Accommodated entry: The profit from limit pricing is lower than the profit from sharing the market as a duopolist. The incumbent accommodates entry and the market becomes an oligopoly.

The limit price is the highest price the incumbent can set while still making entry unprofitable for the potential rival. Under Stackelberg assumptions, this is approximately:

p_L \approx c_E + 2\sqrt{\frac{F}{b}}

(3)

When the entrant’s cost $c_E$ is high or fixed costs $F$ are large, entry is blockaded and the incumbent enjoys monopoly profits. As $c_E$ falls or $F$ decreases, the incumbent must sacrifice margin to deter entry. Below a critical threshold, deterrence becomes too costly and accommodation is preferred.

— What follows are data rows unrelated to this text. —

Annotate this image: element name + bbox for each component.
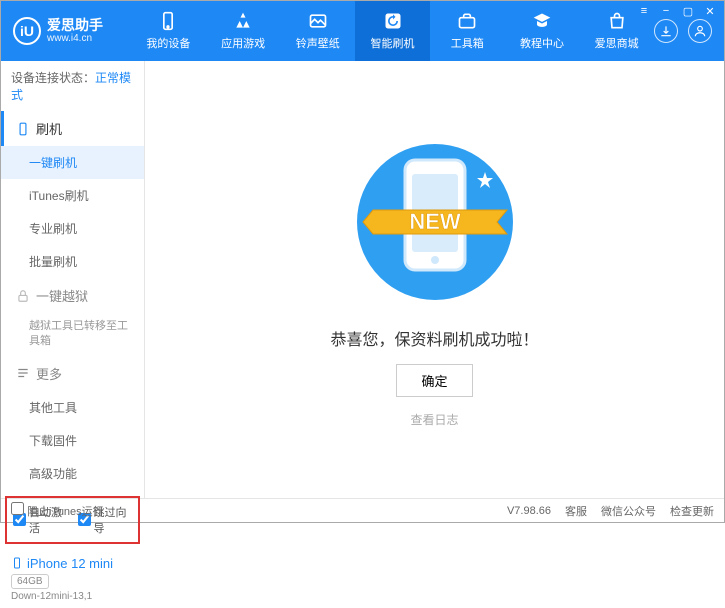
nav-label: 教程中心 <box>520 35 564 51</box>
nav-label: 应用游戏 <box>221 35 265 51</box>
nav-ringtones[interactable]: 铃声壁纸 <box>280 1 355 61</box>
minimize-icon[interactable]: − <box>658 3 674 19</box>
ok-button[interactable]: 确定 <box>396 364 472 397</box>
view-log-link[interactable]: 查看日志 <box>410 411 458 428</box>
customer-service-link[interactable]: 客服 <box>565 503 587 519</box>
jailbreak-note: 越狱工具已转移至工具箱 <box>1 313 144 356</box>
device-name: iPhone 12 mini <box>11 556 134 571</box>
nav-apps[interactable]: 应用游戏 <box>206 1 281 61</box>
success-message: 恭喜您，保资料刷机成功啦！ <box>330 326 538 350</box>
check-update-link[interactable]: 检查更新 <box>670 503 714 519</box>
sidebar-item-pro-flash[interactable]: 专业刷机 <box>1 212 144 245</box>
nav-tutorials[interactable]: 教程中心 <box>505 1 580 61</box>
sidebar: 设备连接状态：正常模式 刷机 一键刷机 iTunes刷机 专业刷机 批量刷机 一… <box>1 61 145 498</box>
download-icon[interactable] <box>654 19 678 43</box>
nav-my-device[interactable]: 我的设备 <box>131 1 206 61</box>
logo-icon: iU <box>13 17 41 45</box>
phone-icon <box>16 122 30 136</box>
nav-flash[interactable]: 智能刷机 <box>355 1 430 61</box>
lock-icon <box>16 289 30 303</box>
navbar: 我的设备 应用游戏 铃声壁纸 智能刷机 工具箱 教程中心 <box>131 1 654 61</box>
sidebar-item-oneclick-flash[interactable]: 一键刷机 <box>1 146 144 179</box>
sidebar-item-advanced[interactable]: 高级功能 <box>1 457 144 490</box>
section-more[interactable]: 更多 <box>1 356 144 391</box>
image-icon <box>308 11 328 31</box>
bag-icon <box>607 11 627 31</box>
user-icon[interactable] <box>688 19 712 43</box>
close-icon[interactable]: ✕ <box>702 3 718 19</box>
sidebar-item-download-fw[interactable]: 下载固件 <box>1 424 144 457</box>
menu-icon[interactable]: ≡ <box>636 3 652 19</box>
apps-icon <box>233 11 253 31</box>
section-flash[interactable]: 刷机 <box>1 111 144 146</box>
phone-icon <box>11 557 23 569</box>
version-label: V7.98.66 <box>507 505 551 517</box>
app-url: www.i4.cn <box>47 33 103 45</box>
device-storage: 64GB <box>11 574 49 589</box>
success-illustration: NEW <box>335 132 535 312</box>
device-block[interactable]: iPhone 12 mini 64GB Down-12mini-13,1 <box>1 550 144 608</box>
app-title: 爱思助手 <box>47 17 103 34</box>
sidebar-item-other-tools[interactable]: 其他工具 <box>1 391 144 424</box>
list-icon <box>16 366 30 380</box>
sidebar-item-batch-flash[interactable]: 批量刷机 <box>1 245 144 278</box>
titlebar: iU 爱思助手 www.i4.cn 我的设备 应用游戏 铃声壁纸 智能刷机 <box>1 1 724 61</box>
sidebar-item-itunes-flash[interactable]: iTunes刷机 <box>1 179 144 212</box>
graduation-icon <box>532 11 552 31</box>
nav-label: 智能刷机 <box>371 35 415 51</box>
logo: iU 爱思助手 www.i4.cn <box>1 17 131 46</box>
new-badge-text: NEW <box>409 209 461 234</box>
main-content: NEW 恭喜您，保资料刷机成功啦！ 确定 查看日志 <box>145 61 724 498</box>
phone-icon <box>158 11 178 31</box>
device-firmware: Down-12mini-13,1 <box>11 591 134 602</box>
nav-label: 爱思商城 <box>595 35 639 51</box>
nav-toolbox[interactable]: 工具箱 <box>430 1 505 61</box>
refresh-icon <box>383 11 403 31</box>
wechat-link[interactable]: 微信公众号 <box>601 503 656 519</box>
nav-label: 工具箱 <box>451 35 484 51</box>
section-jailbreak[interactable]: 一键越狱 <box>1 278 144 313</box>
toolbox-icon <box>457 11 477 31</box>
checkbox-block-itunes[interactable]: 阻止iTunes运行 <box>11 502 104 519</box>
connection-status: 设备连接状态：正常模式 <box>1 61 144 111</box>
maximize-icon[interactable]: ▢ <box>680 3 696 19</box>
nav-label: 我的设备 <box>146 35 190 51</box>
nav-label: 铃声壁纸 <box>296 35 340 51</box>
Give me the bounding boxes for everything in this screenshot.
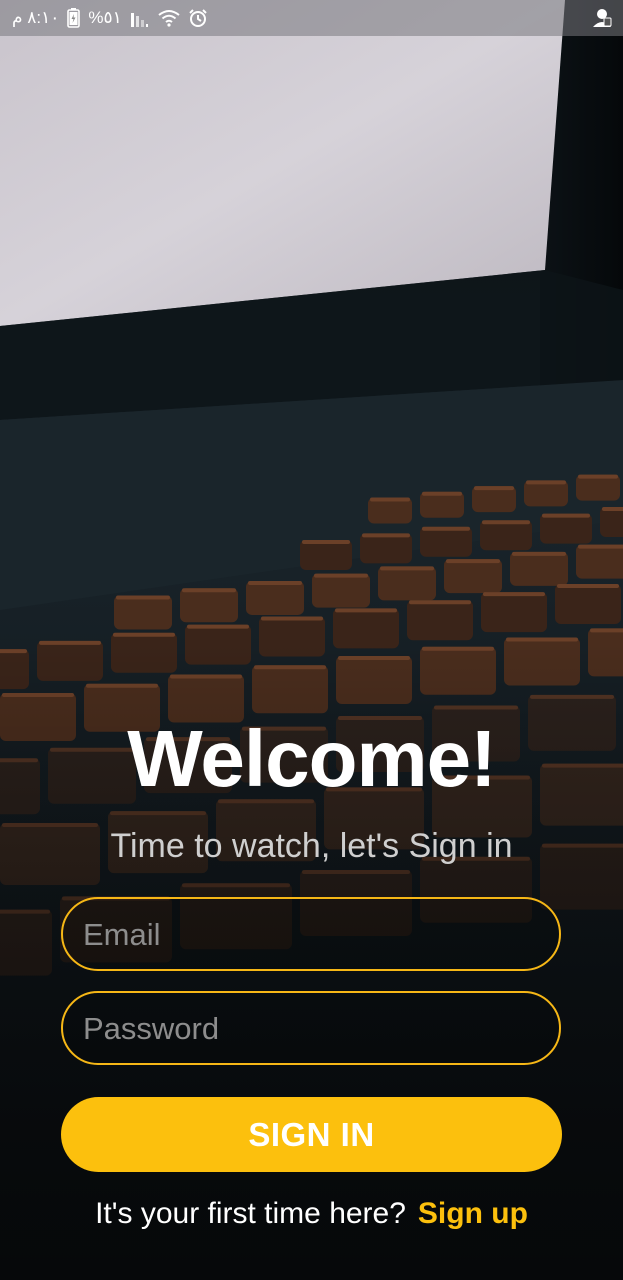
password-input[interactable] bbox=[81, 993, 545, 1065]
login-content: Welcome! Time to watch, let's Sign in SI… bbox=[0, 0, 623, 1280]
email-input[interactable] bbox=[81, 899, 545, 971]
sign-in-button[interactable]: SIGN IN bbox=[61, 1097, 562, 1172]
welcome-subtitle: Time to watch, let's Sign in bbox=[110, 827, 513, 865]
sign-up-link[interactable]: Sign up bbox=[418, 1197, 528, 1230]
welcome-title: Welcome! bbox=[127, 714, 496, 803]
signup-prompt: It's your first time here? bbox=[95, 1197, 406, 1230]
login-screen: ٨:١٠ م %٥١ Welcome! Time to watch, let's… bbox=[0, 0, 623, 1280]
password-field-container[interactable] bbox=[61, 991, 561, 1065]
email-field-container[interactable] bbox=[61, 897, 561, 971]
signup-row: It's your first time here? Sign up bbox=[0, 1194, 623, 1234]
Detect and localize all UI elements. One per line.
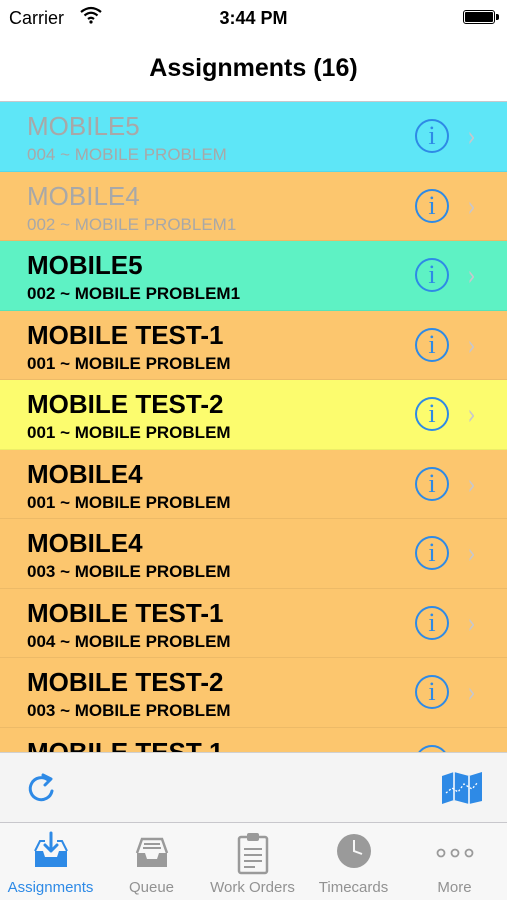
info-icon[interactable]: i — [415, 744, 449, 752]
assignment-name: MOBILE TEST-1 — [27, 597, 224, 628]
info-icon[interactable]: i — [415, 536, 449, 570]
tab-more-label: More — [437, 879, 472, 896]
list-item[interactable]: MOBILE4 002 ~ MOBILE PROBLEM1 i › — [0, 171, 507, 241]
assignment-name: MOBILE TEST-1 — [27, 736, 224, 753]
clock-time: 3:44 PM — [219, 8, 288, 28]
clock-icon — [303, 831, 404, 875]
info-icon[interactable]: i — [415, 258, 449, 292]
chevron-right-icon: › — [467, 328, 476, 362]
tab-work-orders[interactable]: Work Orders — [202, 823, 303, 901]
battery-icon — [463, 10, 499, 24]
info-icon[interactable]: i — [415, 675, 449, 709]
assignment-name: MOBILE4 — [27, 458, 143, 489]
assignment-name: MOBILE TEST-2 — [27, 667, 224, 697]
info-icon[interactable]: i — [415, 397, 449, 431]
assignment-subtitle: 001 ~ MOBILE PROBLEM — [27, 353, 231, 373]
tab-timecards-label: Timecards — [318, 879, 389, 896]
chevron-right-icon: › — [467, 467, 476, 501]
assignment-subtitle: 002 ~ MOBILE PROBLEM1 — [27, 214, 237, 234]
assignment-subtitle: 004 ~ MOBILE PROBLEM — [27, 631, 231, 651]
chevron-right-icon: › — [467, 120, 476, 153]
tab-assignments-label: Assignments — [7, 879, 94, 896]
assignment-subtitle: 001 ~ MOBILE PROBLEM — [27, 492, 231, 512]
assignment-name: MOBILE4 — [27, 180, 140, 211]
list-item[interactable]: MOBILE TEST-2 003 ~ MOBILE PROBLEM i › — [0, 658, 507, 728]
chevron-right-icon: › — [467, 259, 476, 292]
tab-assignments[interactable]: Assignments — [0, 823, 101, 901]
chevron-right-icon: › — [467, 537, 476, 570]
tab-bar: Assignments Queue Work Orders Timecards … — [0, 822, 507, 900]
assignment-subtitle: 001 ~ MOBILE PROBLEM — [27, 423, 231, 442]
more-dots-icon — [404, 831, 505, 875]
assignment-subtitle: 002 ~ MOBILE PROBLEM1 — [27, 284, 241, 303]
info-icon[interactable]: i — [415, 605, 449, 640]
info-icon[interactable]: i — [415, 119, 449, 153]
assignment-name: MOBILE TEST-1 — [27, 319, 224, 350]
list-item[interactable]: MOBILE TEST-2 001 ~ MOBILE PROBLEM i › — [0, 380, 507, 450]
info-icon[interactable]: i — [415, 188, 449, 223]
assignment-subtitle: 004 ~ MOBILE PROBLEM — [27, 145, 227, 164]
refresh-icon[interactable] — [24, 771, 58, 810]
status-bar: Carrier 3:44 PM — [0, 0, 507, 38]
chevron-right-icon: › — [467, 676, 476, 709]
tab-queue-label: Queue — [128, 879, 175, 896]
assignment-name: MOBILE TEST-2 — [27, 389, 224, 419]
chevron-right-icon: › — [467, 189, 476, 223]
chevron-right-icon: › — [467, 606, 476, 640]
assignment-list[interactable]: MOBILE5 004 ~ MOBILE PROBLEM i › MOBILE4 002 … — [0, 102, 507, 752]
assignment-subtitle: 003 ~ MOBILE PROBLEM — [27, 701, 231, 720]
assignment-name: MOBILE5 — [27, 250, 143, 280]
page-title: Assignments (16) — [149, 54, 358, 82]
inbox-download-icon — [0, 831, 101, 875]
list-item[interactable]: MOBILE TEST-1i› — [0, 727, 507, 753]
assignment-subtitle: 003 ~ MOBILE PROBLEM — [27, 562, 231, 581]
assignment-name: MOBILE5 — [27, 111, 140, 141]
list-item[interactable]: MOBILE TEST-1 001 ~ MOBILE PROBLEM i › — [0, 310, 507, 380]
list-item[interactable]: MOBILE4 001 ~ MOBILE PROBLEM i › — [0, 449, 507, 519]
list-item[interactable]: MOBILE TEST-1 004 ~ MOBILE PROBLEM i › — [0, 588, 507, 658]
tray-icon — [101, 831, 202, 875]
list-item[interactable]: MOBILE4 003 ~ MOBILE PROBLEM i › — [0, 519, 507, 589]
toolbar — [0, 752, 507, 822]
info-icon[interactable]: i — [415, 466, 449, 501]
tab-more[interactable]: More — [404, 823, 505, 901]
list-item[interactable]: MOBILE5 002 ~ MOBILE PROBLEM1 i › — [0, 241, 507, 311]
tab-work-orders-label: Work Orders — [210, 879, 295, 896]
clipboard-icon — [202, 831, 303, 875]
navigation-bar: Assignments (16) — [0, 38, 507, 102]
assignment-name: MOBILE4 — [27, 528, 143, 558]
info-icon[interactable]: i — [415, 327, 449, 362]
map-icon[interactable] — [440, 771, 484, 810]
tab-queue[interactable]: Queue — [101, 823, 202, 901]
tab-timecards[interactable]: Timecards — [303, 823, 404, 901]
list-item[interactable]: MOBILE5 004 ~ MOBILE PROBLEM i › — [0, 102, 507, 172]
chevron-right-icon: › — [467, 398, 476, 431]
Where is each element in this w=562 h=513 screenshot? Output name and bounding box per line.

Interactive: Entry Regions

The chart below maps the three entry regimes across the (entrant cost, fixed cost) plane. Green regions indicate blockaded entry where the incumbent can charge the monopoly price. Yellow indicates deterred entry where limit pricing is optimal. Red indicates accommodated entry where the market becomes a duopoly. Move the point to explore how the incumbent’s optimal strategy varies.

Practical Implications

Dynamic discrete games provide a rigorous foundation for understanding several phenomena observed in real-world markets:

Technology industries: Firms like Intel, Samsung, and TSMC make enormous capital investments to reduce manufacturing costs. The Ericson-Pakes framework explains why firms at the frontier continue to invest even when current profits are high—the risk of being leapfrogged by a competitor creates a strong investment incentive.
Pharmaceutical generics: When a pharmaceutical patent expires, generic entry depends critically on the fixed cost of regulatory approval and the incumbent’s cost advantage. The three-regime classification predicts when generics enter immediately, when incumbents can deter entry through authorized generics, and when they accommodate competition.
Platform competition: Ride-sharing platforms invest in geographic expansion and driver acquisition. The dynamic investment framework explains why platforms like Uber and Lyft sustained losses for years—they were investing in market position (state improvement) at the expense of current profits.
Pricing strategy: The models show that the optimal price today depends not just on current costs and demand, but on the firm’s investment plans and competitive trajectory. A firm planning to invest aggressively may optimally set lower prices today to fund the investment, accepting temporary margin compression for long-run competitive advantage.

Airline Route Entry

Consider a legacy airline deciding whether to match a low-cost carrier’s entry on a route. The fixed cost of establishing service (crew bases, gate leases) and the entrant’s operating cost determine the regime. If the low-cost carrier has a substantial cost advantage and low fixed costs, entry is accommodated and both carriers coexist. If fixed costs are high (e.g., requiring a new hub), the legacy carrier may deter entry through aggressive limit pricing on the contested route.

References

Bain, J. S. (1956). Barriers to New Competition. Harvard University Press.
Ericson, R. & Pakes, A. (1995). “Markov-Perfect Industry Dynamics: A Framework for Empirical Work.” Review of Economic Studies, 62(1), 53–82.
Maskin, E. & Tirole, J. (1988). “A Theory of Dynamic Oligopoly, I: Overview and Quantity Competition with Large Fixed Costs.” Econometrica, 56(3), 549–569.